Comment chacun peut contribuer à une finance plus inclusive autour de soi
L’inclusion financière ne relève pas exclusivement des grandes décisions ou des institutions. Elle commence à l’échelle de chacun : relayer l’existence de services financiers accessibles à tous, mettre en avant le microcrédit, la micro-assurance ou l’épargne mobile lors de rencontres associatives, d’ateliers ou d’échanges, c’est déjà enclencher une dynamique et dissiper la méfiance qui entoure parfois la banque.
Travailler sur l’éducation financière prend toute son importance, surtout auprès de la jeunesse ou de personnes vulnérables. Maîtriser les bases de l’épargne, du crédit, du paiement digital permet d’éviter les incompréhensions et de se prémunir contre les pièges de l’économie informelle. Accompagner une personne pour ouvrir un compte, l’aider à s’approprier une application de paiement, la guider vers les bons dispositifs : ces gestes affichent une efficacité redoutable pour l’inclusion.
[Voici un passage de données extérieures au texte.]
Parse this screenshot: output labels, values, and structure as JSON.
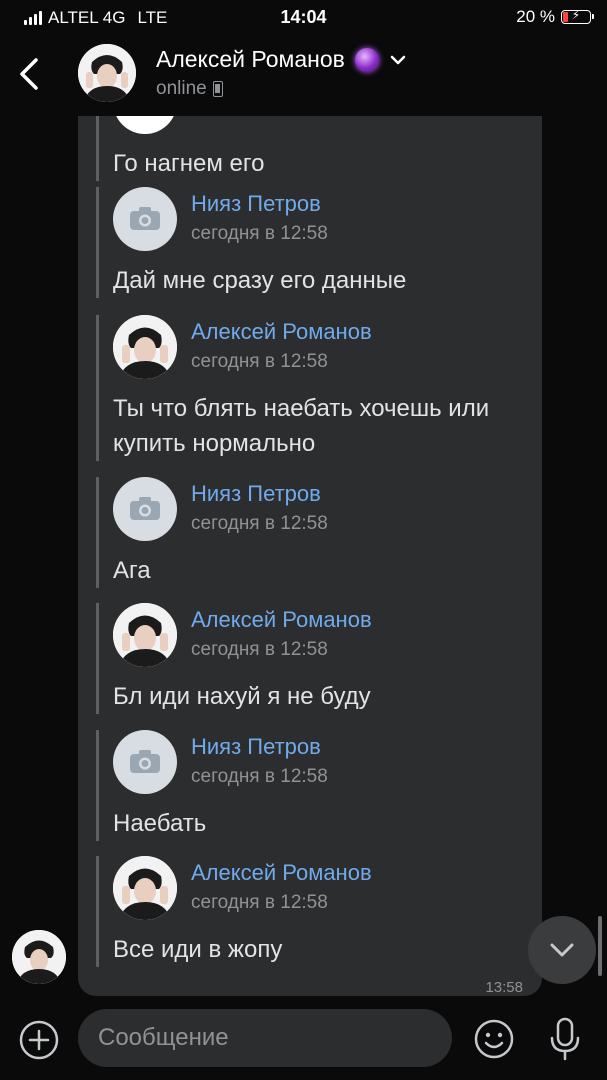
{
  "status_bar": {
    "carrier": "ALTEL 4G",
    "network": "LTE",
    "time": "14:04",
    "battery": "20 %"
  },
  "header": {
    "name": "Алексей Романов",
    "status": "online"
  },
  "messages": [
    {
      "author": "",
      "time": "",
      "text": "Го нагнем его"
    },
    {
      "author": "Нияз Петров",
      "time": "сегодня в 12:58",
      "text": "Дай мне сразу его данные"
    },
    {
      "author": "Алексей Романов",
      "time": "сегодня в 12:58",
      "text": "Ты что блять наебать хочешь или купить нормально"
    },
    {
      "author": "Нияз Петров",
      "time": "сегодня в 12:58",
      "text": "Ага"
    },
    {
      "author": "Алексей Романов",
      "time": "сегодня в 12:58",
      "text": "Бл иди нахуй я не буду"
    },
    {
      "author": "Нияз Петров",
      "time": "сегодня в 12:58",
      "text": "Наебать"
    },
    {
      "author": "Алексей Романов",
      "time": "сегодня в 12:58",
      "text": "Все иди в жопу"
    }
  ],
  "message_time": "13:58",
  "composer": {
    "placeholder": "Сообщение"
  },
  "colors": {
    "accent": "#71aaeb",
    "bubble": "#2c2d2e",
    "background": "#0a0a0a"
  }
}
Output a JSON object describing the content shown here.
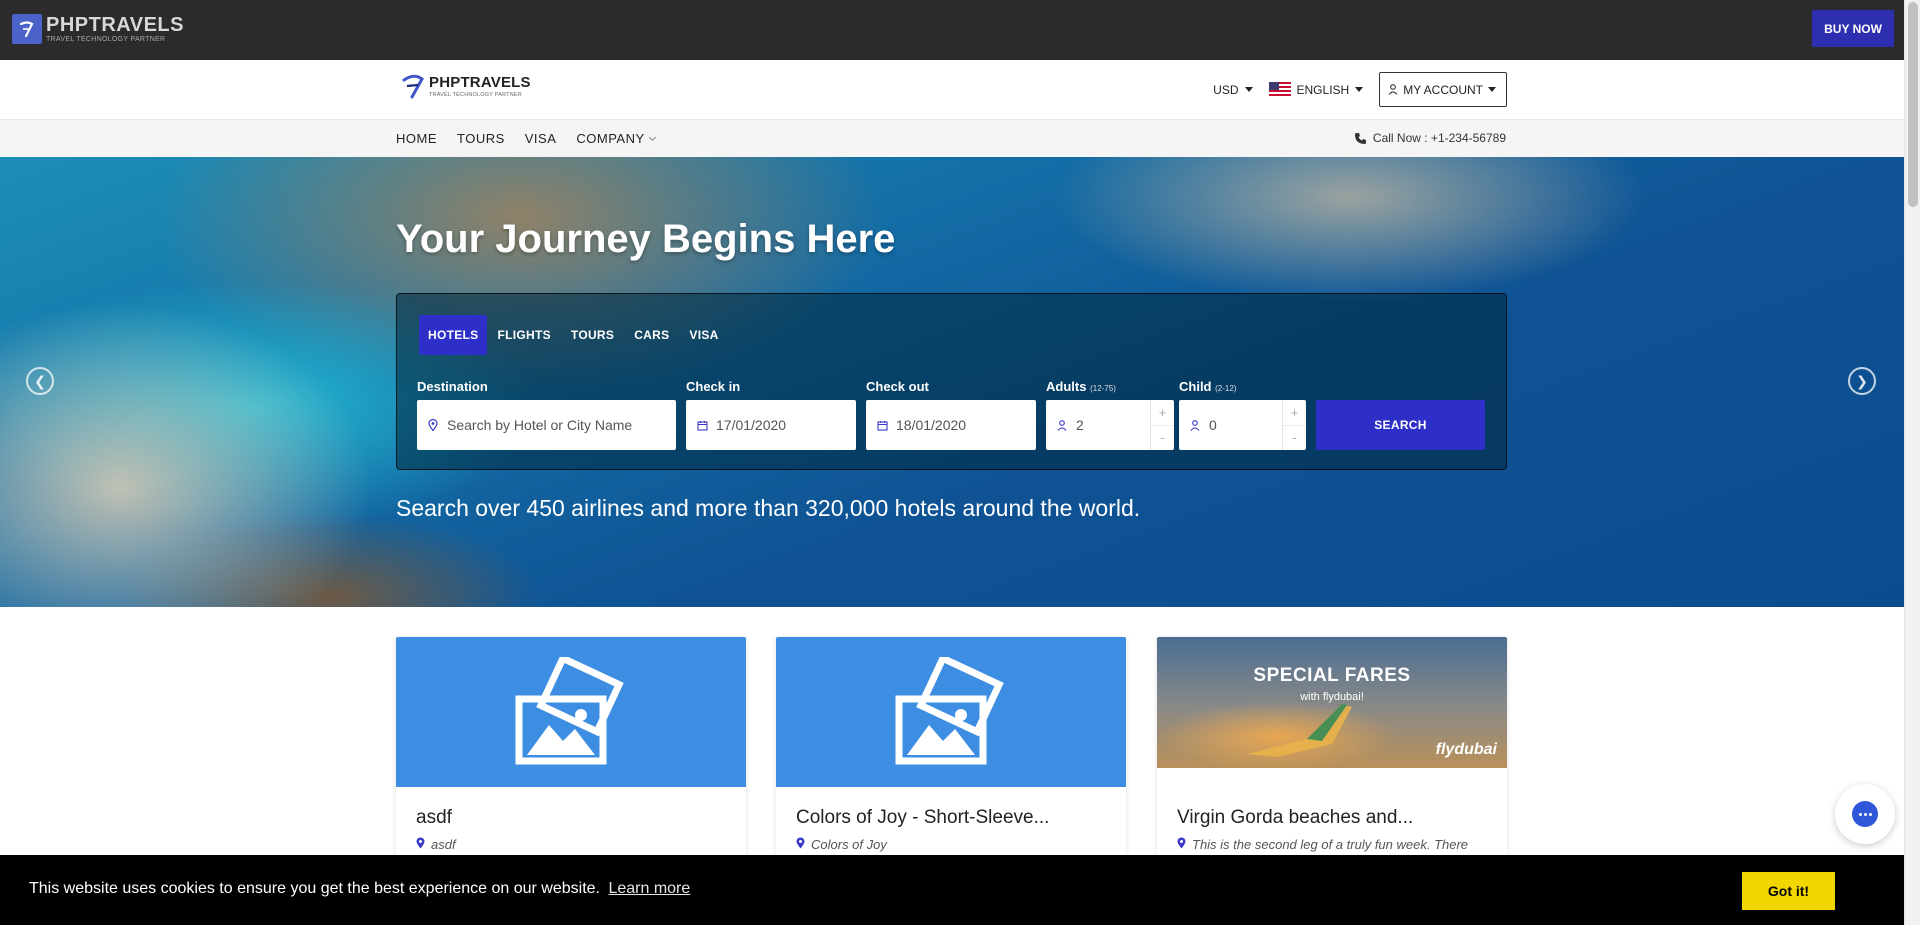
{
  "topbar": {
    "brand_name": "PHPTRAVELS",
    "brand_tagline": "TRAVEL TECHNOLOGY PARTNER",
    "buy_label": "BUY NOW"
  },
  "header": {
    "logo_name": "PHPTRAVELS",
    "logo_tagline": "TRAVEL TECHNOLOGY PARTNER",
    "currency": "USD",
    "language": "ENGLISH",
    "account": "MY ACCOUNT"
  },
  "nav": {
    "items": [
      {
        "label": "HOME"
      },
      {
        "label": "TOURS"
      },
      {
        "label": "VISA"
      },
      {
        "label": "COMPANY"
      }
    ],
    "call": "Call Now : +1-234-56789"
  },
  "hero": {
    "title": "Your Journey Begins Here",
    "tagline": "Search over 450 airlines and more than 320,000 hotels around the world."
  },
  "search": {
    "tabs": [
      "HOTELS",
      "FLIGHTS",
      "TOURS",
      "CARS",
      "VISA"
    ],
    "active_tab": "HOTELS",
    "destination_label": "Destination",
    "destination_placeholder": "Search by Hotel or City Name",
    "checkin_label": "Check in",
    "checkin_value": "17/01/2020",
    "checkout_label": "Check out",
    "checkout_value": "18/01/2020",
    "adults_label": "Adults",
    "adults_range": "(12-75)",
    "adults_value": "2",
    "child_label": "Child",
    "child_range": "(2-12)",
    "child_value": "0",
    "plus": "+",
    "minus": "-",
    "button": "SEARCH"
  },
  "cards": [
    {
      "title": "asdf",
      "location": "asdf"
    },
    {
      "title": "Colors of Joy - Short-Sleeve...",
      "location": "Colors of Joy"
    },
    {
      "title": "Virgin Gorda beaches and...",
      "location": "This is the second leg of a truly fun week. There",
      "promo_title": "SPECIAL FARES",
      "promo_sub": "with flydubai!",
      "promo_brand": "flydubai"
    }
  ],
  "cookie": {
    "message": "This website uses cookies to ensure you get the best experience on our website.",
    "learn_more": "Learn more",
    "accept": "Got it!"
  },
  "colors": {
    "accent": "#2e2fc9",
    "topbar": "#2b2b2b",
    "card_image": "#3d8de3",
    "cookie_button": "#f1d600"
  }
}
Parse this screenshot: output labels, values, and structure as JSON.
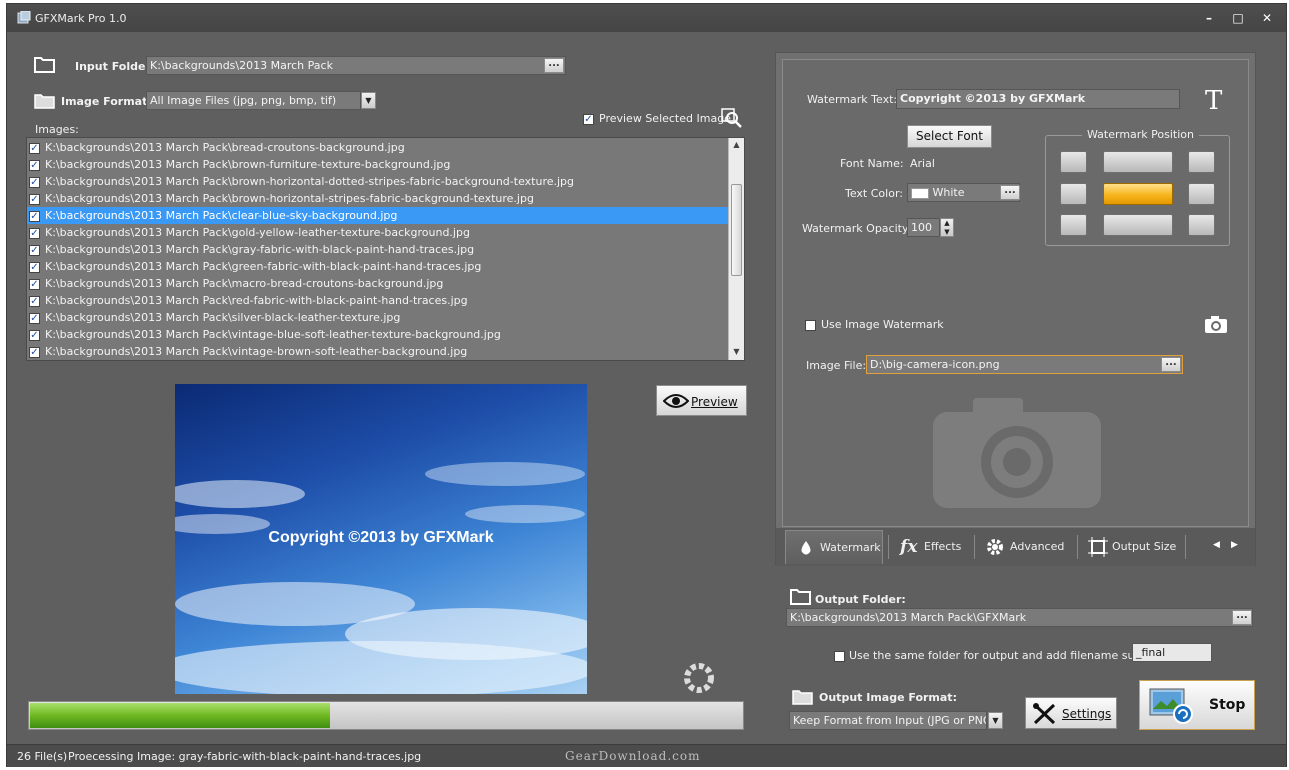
{
  "window": {
    "title": "GFXMark Pro 1.0"
  },
  "input": {
    "folder_label": "Input Folder:",
    "folder_value": "K:\\backgrounds\\2013 March Pack",
    "formats_label": "Image Formats:",
    "formats_value": "All Image Files (jpg, png, bmp, tif)",
    "preview_selected_label": "Preview Selected Image",
    "images_label": "Images:"
  },
  "images": [
    {
      "path": "K:\\backgrounds\\2013 March Pack\\bread-croutons-background.jpg",
      "checked": true,
      "selected": false
    },
    {
      "path": "K:\\backgrounds\\2013 March Pack\\brown-furniture-texture-background.jpg",
      "checked": true,
      "selected": false
    },
    {
      "path": "K:\\backgrounds\\2013 March Pack\\brown-horizontal-dotted-stripes-fabric-background-texture.jpg",
      "checked": true,
      "selected": false
    },
    {
      "path": "K:\\backgrounds\\2013 March Pack\\brown-horizontal-stripes-fabric-background-texture.jpg",
      "checked": true,
      "selected": false
    },
    {
      "path": "K:\\backgrounds\\2013 March Pack\\clear-blue-sky-background.jpg",
      "checked": true,
      "selected": true
    },
    {
      "path": "K:\\backgrounds\\2013 March Pack\\gold-yellow-leather-texture-background.jpg",
      "checked": true,
      "selected": false
    },
    {
      "path": "K:\\backgrounds\\2013 March Pack\\gray-fabric-with-black-paint-hand-traces.jpg",
      "checked": true,
      "selected": false
    },
    {
      "path": "K:\\backgrounds\\2013 March Pack\\green-fabric-with-black-paint-hand-traces.jpg",
      "checked": true,
      "selected": false
    },
    {
      "path": "K:\\backgrounds\\2013 March Pack\\macro-bread-croutons-background.jpg",
      "checked": true,
      "selected": false
    },
    {
      "path": "K:\\backgrounds\\2013 March Pack\\red-fabric-with-black-paint-hand-traces.jpg",
      "checked": true,
      "selected": false
    },
    {
      "path": "K:\\backgrounds\\2013 March Pack\\silver-black-leather-texture.jpg",
      "checked": true,
      "selected": false
    },
    {
      "path": "K:\\backgrounds\\2013 March Pack\\vintage-blue-soft-leather-texture-background.jpg",
      "checked": true,
      "selected": false
    },
    {
      "path": "K:\\backgrounds\\2013 March Pack\\vintage-brown-soft-leather-background.jpg",
      "checked": true,
      "selected": false
    }
  ],
  "preview": {
    "button_label": "Preview",
    "watermark_overlay": "Copyright ©2013 by GFXMark"
  },
  "progress": {
    "percent": 42
  },
  "status": {
    "file_count": "26 File(s)",
    "processing": "Proecessing Image:  gray-fabric-with-black-paint-hand-traces.jpg"
  },
  "watermark": {
    "text_label": "Watermark Text:",
    "text_value": "Copyright ©2013 by GFXMark",
    "select_font_label": "Select Font",
    "font_name_label": "Font Name:",
    "font_name_value": "Arial",
    "text_color_label": "Text Color:",
    "text_color_value": "White",
    "opacity_label": "Watermark Opacity:",
    "opacity_value": "100",
    "position_title": "Watermark Position",
    "position_active": "middle-center",
    "use_image_label": "Use Image Watermark",
    "image_file_label": "Image File:",
    "image_file_value": "D:\\big-camera-icon.png"
  },
  "tabs": [
    {
      "label": "Watermark",
      "active": true
    },
    {
      "label": "Effects",
      "active": false
    },
    {
      "label": "Advanced",
      "active": false
    },
    {
      "label": "Output Size",
      "active": false
    }
  ],
  "output": {
    "folder_label": "Output Folder:",
    "folder_value": "K:\\backgrounds\\2013 March Pack\\GFXMark",
    "same_folder_label": "Use the same folder for output and add filename suffix",
    "suffix_value": "_final",
    "format_label": "Output Image Format:",
    "format_value": "Keep Format from Input (JPG or PNG)",
    "settings_label": "Settings",
    "stop_label": "Stop"
  },
  "site_watermark": "GearDownload.com",
  "colors": {
    "accent_selection": "#3a99f5",
    "progress_green": "#6fb821",
    "active_position": "#f7b51e"
  }
}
Pour ceux qui souhaitent agir concrètement, plusieurs pistes s’offrent à eux :
- S’investir dans un programme d’inclusion bancaire au sein d’une association ou d’une collectivité locale
- Soutenir le développement du microcrédit pour aider les porteurs de projets ou les micro-entreprises
- Encourager la formation à la littératie financière, en lien avec les partenaires de la finance solidaire ou de proximité
Des ressources existent pour découvrir ses droits et comprendre ses démarches financières. Les associations, quant à elles, prennent le relais et jouent ce rôle d’intermédiaire entre ceux laissés en marge et les acteurs du système financier formel. C’est par ces actions concrètes, discrètes mais décisives, que l’accès à la finance s’élargit. Le chemin à parcourir demeure, mais chaque effort rapproche d’un horizon où la finance ne serait plus synonyme d’exclusion. À chacun, désormais, d’impulser le changement et de donner une voix à ceux qui n’en avaient pas.